I would stay as far away as possible from Zoumn. When I’m forced to use it I do on an empty box, just system and Zoumn, nothing more.

Regards,
RR

2 Likes

Just replying to the questions in a simple way since everyone wants to go in all possible off-topic directions

We are in beta phase, which means there are some known bugs in our current releases. But some people are still reasonably happy to use Haiku in this state.

No, Zoom is a closed-source application and can’t be ported by us. The recent work on Wine may help in running the Windows version but that isn’t available yet and it does not work yet. And also there is no working driver for webcams (there is a driver but it needs a little bit of bugfixing).

Haiku is a desktop OS. You can run some webserver things but it isn’t really what the OS is designed for so it is probably a bad idea, unless it’s just for a testing/development environment.

Virtualization (vmware, virtualbox, …) is currently not available.

Native hardware support is reasonable. If you want to check for specific hardware, we will need the PCI ID of your network card (which you can get using lspci in Linux, for example).

6 Likes

Apologies if my information is incorrect, but I’ve read both @waddlesplash and @X512 develop on Haiku native. @waddlesplash also uses a haiku VM for development because testing and quick iteration. I got the impression that at least qemu would be working. Is that not the case? Or do devs use Haiku VM on GNU/Linux?
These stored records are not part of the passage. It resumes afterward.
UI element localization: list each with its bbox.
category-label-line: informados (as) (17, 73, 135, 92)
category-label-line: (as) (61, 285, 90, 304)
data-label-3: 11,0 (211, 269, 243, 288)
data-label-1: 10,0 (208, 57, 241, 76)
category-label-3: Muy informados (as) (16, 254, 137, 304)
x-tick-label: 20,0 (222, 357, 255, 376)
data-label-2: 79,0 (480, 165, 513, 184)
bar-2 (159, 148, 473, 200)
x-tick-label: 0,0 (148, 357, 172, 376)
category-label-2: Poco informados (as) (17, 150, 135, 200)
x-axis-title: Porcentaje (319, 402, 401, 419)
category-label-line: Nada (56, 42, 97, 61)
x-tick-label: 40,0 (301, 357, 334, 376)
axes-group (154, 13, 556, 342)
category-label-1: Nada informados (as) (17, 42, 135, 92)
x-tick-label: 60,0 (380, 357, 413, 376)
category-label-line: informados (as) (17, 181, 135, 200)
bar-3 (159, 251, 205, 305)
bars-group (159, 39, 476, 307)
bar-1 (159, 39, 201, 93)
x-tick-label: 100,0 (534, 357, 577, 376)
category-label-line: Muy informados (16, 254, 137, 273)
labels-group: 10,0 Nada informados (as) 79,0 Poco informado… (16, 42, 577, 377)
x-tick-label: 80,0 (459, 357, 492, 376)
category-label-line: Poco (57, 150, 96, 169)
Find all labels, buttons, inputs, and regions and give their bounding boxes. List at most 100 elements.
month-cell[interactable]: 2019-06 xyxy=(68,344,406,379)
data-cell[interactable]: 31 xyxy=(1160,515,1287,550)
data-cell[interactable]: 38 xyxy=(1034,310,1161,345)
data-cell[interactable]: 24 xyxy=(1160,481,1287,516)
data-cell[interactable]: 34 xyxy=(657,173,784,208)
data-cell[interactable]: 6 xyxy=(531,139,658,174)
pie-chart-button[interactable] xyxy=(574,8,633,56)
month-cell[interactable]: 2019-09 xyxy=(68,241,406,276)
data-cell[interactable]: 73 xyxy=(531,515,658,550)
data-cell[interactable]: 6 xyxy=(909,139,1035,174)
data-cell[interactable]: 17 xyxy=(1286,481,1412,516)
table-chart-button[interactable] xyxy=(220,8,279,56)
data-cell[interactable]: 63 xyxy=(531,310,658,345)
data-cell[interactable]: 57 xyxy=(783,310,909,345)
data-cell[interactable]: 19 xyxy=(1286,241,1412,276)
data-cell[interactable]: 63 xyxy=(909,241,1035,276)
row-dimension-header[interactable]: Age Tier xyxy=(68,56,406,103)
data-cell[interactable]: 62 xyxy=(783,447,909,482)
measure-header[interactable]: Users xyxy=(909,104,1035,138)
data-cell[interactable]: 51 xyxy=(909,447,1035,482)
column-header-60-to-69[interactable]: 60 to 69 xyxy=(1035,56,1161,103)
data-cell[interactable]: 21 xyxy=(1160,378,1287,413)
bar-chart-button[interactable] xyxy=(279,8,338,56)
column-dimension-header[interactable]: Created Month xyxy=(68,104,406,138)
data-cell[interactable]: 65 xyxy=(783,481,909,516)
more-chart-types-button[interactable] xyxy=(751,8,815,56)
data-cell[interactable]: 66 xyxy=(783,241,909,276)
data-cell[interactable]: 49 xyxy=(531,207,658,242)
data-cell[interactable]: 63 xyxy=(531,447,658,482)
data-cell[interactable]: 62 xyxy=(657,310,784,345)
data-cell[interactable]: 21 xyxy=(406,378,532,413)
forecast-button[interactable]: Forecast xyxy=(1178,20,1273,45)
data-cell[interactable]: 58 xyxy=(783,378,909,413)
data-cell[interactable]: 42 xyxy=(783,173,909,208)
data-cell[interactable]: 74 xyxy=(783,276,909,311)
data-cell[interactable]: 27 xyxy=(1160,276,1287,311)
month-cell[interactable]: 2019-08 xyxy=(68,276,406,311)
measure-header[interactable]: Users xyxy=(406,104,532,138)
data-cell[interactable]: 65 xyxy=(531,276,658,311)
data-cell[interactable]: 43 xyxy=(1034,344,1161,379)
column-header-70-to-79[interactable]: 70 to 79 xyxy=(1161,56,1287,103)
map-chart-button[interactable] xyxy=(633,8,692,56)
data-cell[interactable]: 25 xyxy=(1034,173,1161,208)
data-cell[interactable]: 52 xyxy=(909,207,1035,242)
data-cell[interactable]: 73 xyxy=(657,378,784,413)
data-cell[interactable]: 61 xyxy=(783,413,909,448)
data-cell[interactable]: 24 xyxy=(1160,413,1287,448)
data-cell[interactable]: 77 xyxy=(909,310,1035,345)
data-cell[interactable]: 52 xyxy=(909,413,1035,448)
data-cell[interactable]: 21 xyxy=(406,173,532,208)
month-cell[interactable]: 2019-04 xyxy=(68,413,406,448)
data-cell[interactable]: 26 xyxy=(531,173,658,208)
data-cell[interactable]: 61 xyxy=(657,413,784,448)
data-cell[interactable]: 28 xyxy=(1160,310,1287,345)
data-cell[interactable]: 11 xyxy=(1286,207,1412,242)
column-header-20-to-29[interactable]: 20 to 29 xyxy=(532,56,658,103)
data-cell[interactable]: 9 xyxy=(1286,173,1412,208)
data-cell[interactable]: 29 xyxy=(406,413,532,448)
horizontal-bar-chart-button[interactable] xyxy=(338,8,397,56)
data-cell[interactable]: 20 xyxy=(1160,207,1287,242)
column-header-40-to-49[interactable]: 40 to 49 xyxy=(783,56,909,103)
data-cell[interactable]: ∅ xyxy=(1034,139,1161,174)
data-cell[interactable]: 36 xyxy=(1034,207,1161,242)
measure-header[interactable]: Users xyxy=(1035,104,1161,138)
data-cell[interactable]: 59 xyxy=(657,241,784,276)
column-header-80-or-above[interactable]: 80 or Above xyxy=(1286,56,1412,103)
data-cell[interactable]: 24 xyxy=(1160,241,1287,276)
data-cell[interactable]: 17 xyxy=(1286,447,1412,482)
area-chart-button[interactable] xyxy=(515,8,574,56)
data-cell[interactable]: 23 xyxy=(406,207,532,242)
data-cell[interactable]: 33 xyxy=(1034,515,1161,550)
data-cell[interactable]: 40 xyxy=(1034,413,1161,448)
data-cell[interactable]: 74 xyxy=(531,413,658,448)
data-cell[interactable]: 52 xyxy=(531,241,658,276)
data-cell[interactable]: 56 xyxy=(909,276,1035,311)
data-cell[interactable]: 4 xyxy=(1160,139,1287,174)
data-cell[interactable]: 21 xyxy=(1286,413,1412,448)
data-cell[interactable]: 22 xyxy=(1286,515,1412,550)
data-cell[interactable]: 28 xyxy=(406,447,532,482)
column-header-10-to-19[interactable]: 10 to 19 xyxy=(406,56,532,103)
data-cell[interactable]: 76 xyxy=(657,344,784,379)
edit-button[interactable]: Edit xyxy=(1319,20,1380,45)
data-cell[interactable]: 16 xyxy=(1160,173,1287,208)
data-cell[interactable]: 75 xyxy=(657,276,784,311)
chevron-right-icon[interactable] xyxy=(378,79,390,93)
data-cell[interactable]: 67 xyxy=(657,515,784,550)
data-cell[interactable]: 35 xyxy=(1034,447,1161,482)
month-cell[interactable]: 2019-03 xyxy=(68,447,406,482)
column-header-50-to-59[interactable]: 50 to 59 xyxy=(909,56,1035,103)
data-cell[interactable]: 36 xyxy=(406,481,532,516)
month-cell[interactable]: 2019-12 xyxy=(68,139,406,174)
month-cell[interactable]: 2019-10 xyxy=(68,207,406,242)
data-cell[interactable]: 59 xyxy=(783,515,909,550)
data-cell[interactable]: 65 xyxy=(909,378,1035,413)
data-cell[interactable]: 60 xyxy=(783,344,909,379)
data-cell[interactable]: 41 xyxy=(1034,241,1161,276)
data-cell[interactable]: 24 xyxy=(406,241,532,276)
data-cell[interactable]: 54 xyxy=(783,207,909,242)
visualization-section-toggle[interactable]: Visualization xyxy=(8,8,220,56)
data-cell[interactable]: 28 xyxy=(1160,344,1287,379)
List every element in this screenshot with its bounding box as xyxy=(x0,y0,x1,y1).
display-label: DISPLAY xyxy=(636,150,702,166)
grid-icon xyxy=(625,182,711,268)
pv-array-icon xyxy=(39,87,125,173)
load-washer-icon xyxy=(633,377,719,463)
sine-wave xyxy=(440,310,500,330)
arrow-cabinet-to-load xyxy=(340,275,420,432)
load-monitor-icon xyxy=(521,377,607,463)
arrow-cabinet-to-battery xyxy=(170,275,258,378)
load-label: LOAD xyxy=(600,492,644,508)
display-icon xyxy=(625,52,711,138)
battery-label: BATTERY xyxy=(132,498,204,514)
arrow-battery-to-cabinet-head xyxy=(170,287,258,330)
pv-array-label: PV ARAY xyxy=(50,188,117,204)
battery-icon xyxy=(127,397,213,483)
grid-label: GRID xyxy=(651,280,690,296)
That’s right. Or some other OS. The closest you can get in haiku is running e.g. qemu using emulation instead of virtualisation, so speed is poor.

There is a QEMU version but it does not use virtualisation, it uses software emulation. So it needs a lot of CPU cycles and is slow. Also there is no TUN/TAP support so network access can be a problem (but I think some configurations of QEMU will still work?).

In my case, when I develop something that needs a lot of rebooting, I do it from Linux. Otherwise I develop on Haiku natively and no virtual machine is needed.

Somewhere on my TODO list I have a goal to fix network booting, so that I could develop on one machine and test on another, that would be the most convenient way. I worked on the SPARC port this way already (for the early stages of boot it is working fine).

1 Like

How about Teams? Will that install?

NAT networking is working in Haiku QEMU.